Gina Charbonnet has been the woman behind some of the most prolific activations at Essence Music Festival. The festival which runs from July 5-8, is also one of the largest entertainment gatherings for us by us, and is a primetime opportunity to “party with a purpose,” Charbonnet said.
Charbonnet is the owner of GeChar Inc., a multidimensional creative company which brings insightful, thought-provoking speakers to the stage as part of Essence Festival’s Empowerment Experience. Since 1999, Charbonnet has been a central figure in planning the dynamic event. For Charbonnet, New Orleans is home.
“A big part of me is New Orleans,” Charbonnet said. “I’m from here and I get a chance to work on such an amazing event with a really amazing brand.”
This year’s event will produce a variety of roundtable talks and panels from personal branding and financial literacy to reinvention.
The Empowerment Experience is also about “nurturing, self-care and fulfilling your passion,” Charbonnet said. Speakers like Mona Scott Young, Lena Waithe, Angela Rye, Congresswoman Maxine Waters, Gubernatorial candidate Stacey Abrams, Sybrina Fulton, DeRay Mckesson and Marvin Sapp and not to mention staples like Iyanla Vanzant will all be invited speakers at this year’s festival.
“It’s always been about how we can enrich our audience through different sort of tracks,” she continued. “I think everything we’ve been talking about is advocacy. It’s all about the advocacy,” Charbonnet says.
Spirituality is also crucial to the Empowerment Experience and the activation ends each year with a gospel tribute. Gospel singer Marvin Sapp will be this year’s special guest.
“It’s really about this well-rounded perspective that feeds your soul,” she says.
For Charbonnet spirituality is deeply intertwined in her roots. The New Orleans native spent much time in communion with her family under the roof of the Charbonnet-Labat-Glapion Funeral Home, one of the oldest Black owned funeral homes in the country.
“My father worked in the Charbonnet funeral home and I grew up in the funeral home business here,” she said. “I have to say yes, that did mold me to really be aware of what entrepreneurship is and what it takes to be an entrepreneur and what it means to work in the community and be a company that serves.”
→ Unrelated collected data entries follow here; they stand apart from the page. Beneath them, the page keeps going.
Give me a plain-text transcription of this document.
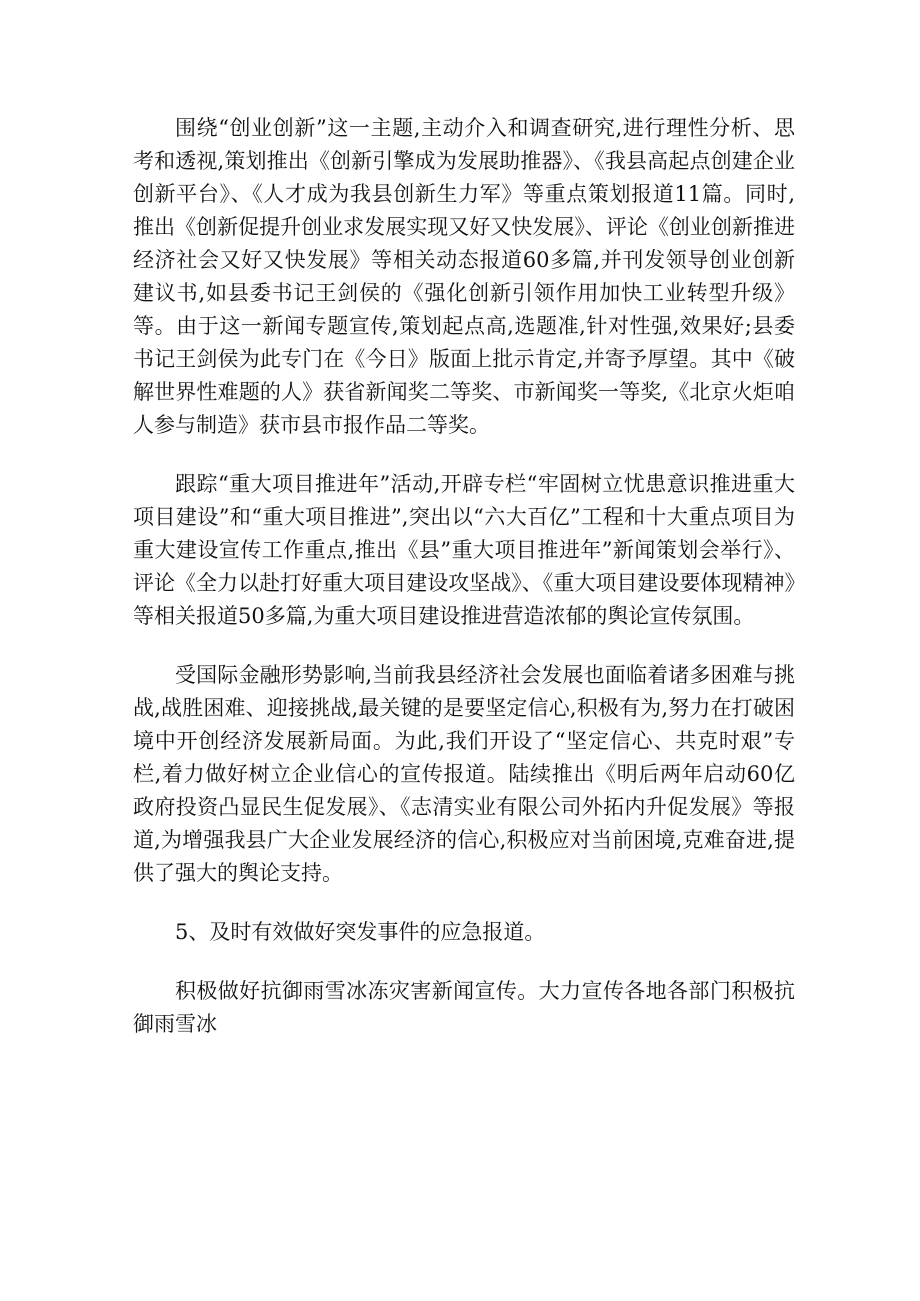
围绕“创业创新”这一主题,主动介入和调查研究,进行理性分析、思考和透视,策划推出《创新引擎成为发展助推器》、《我县高起点创建企业创新平台》、《人才成为我县创新生力军》等重点策划报道11篇。同时,推出《创新促提升创业求发展实现又好又快发展》、评论《创业创新推进经济社会又好又快发展》等相关动态报道60多篇,并刊发领导创业创新建议书,如县委书记王剑侯的《强化创新引领作用加快工业转型升级》等。由于这一新闻专题宣传,策划起点高,选题准,针对性强,效果好;县委书记王剑侯为此专门在《今日》版面上批示肯定,并寄予厚望。其中《破解世界性难题的人》获省新闻奖二等奖、市新闻奖一等奖,《北京火炬咱人参与制造》获市县市报作品二等奖。

跟踪“重大项目推进年”活动,开辟专栏“牢固树立忧患意识推进重大项目建设”和“重大项目推进”,突出以“六大百亿”工程和十大重点项目为重大建设宣传工作重点,推出《县”重大项目推进年”新闻策划会举行》、评论《全力以赴打好重大项目建设攻坚战》、《重大项目建设要体现精神》等相关报道50多篇,为重大项目建设推进营造浓郁的舆论宣传氛围。

受国际金融形势影响,当前我县经济社会发展也面临着诸多困难与挑战,战胜困难、迎接挑战,最关键的是要坚定信心,积极有为,努力在打破困境中开创经济发展新局面。为此,我们开设了“坚定信心、共克时艰”专栏,着力做好树立企业信心的宣传报道。陆续推出《明后两年启动60亿政府投资凸显民生促发展》、《志清实业有限公司外拓内升促发展》等报道,为增强我县广大企业发展经济的信心,积极应对当前困境,克难奋进,提供了强大的舆论支持。

5、及时有效做好突发事件的应急报道。

积极做好抗御雨雪冰冻灾害新闻宣传。大力宣传各地各部门积极抗御雨雪冰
But Charbonnet’s path to her successful business actually began in a totally different spectrum. Her creative journey morphed from visual art to film and journalism. She says her biggest inspiration is her mother who died when she was seven years old.
Before she died, she created DeChar Creations, becoming a first time business owner at 47-years-old. GeChar Inc. is a tribute to her mother’s legacy.
This year’s Empowerment Experience is a culmination of planning which takes place 10 months in advance. A team mentality is what keeps Charbonnet grounded during the days of the festival which can turn easily morph into a grueling 12-16 hour work day.
“You have to leave your ego at the door. There’s no ego here. It’s really about–we’re a team making it work. And that’s the most important thing,” she said.
Even though the work days can be long, Charbonnet said she plans to take it all in and is looking forward to a few special guests, especially Lena Waithe.
“Who she is as a person and what she represents to so many people and the space she’s occupying right now is incredible. I’m excited, the work she’s doing and how outspoken she is, I’m excited!” Charbonnet said.
As far as any advice on how to navigate the festival grounds and still maintain your fly, Charbonnet said she has some pointers. She recommends festival goers bring two pairs of sneakers and watermelon water to keep yourself hydrated, but there’s one more important piece to the fashion puzzle.
“I think every girl should have a fly ass hat to put on!” Charbonnet said.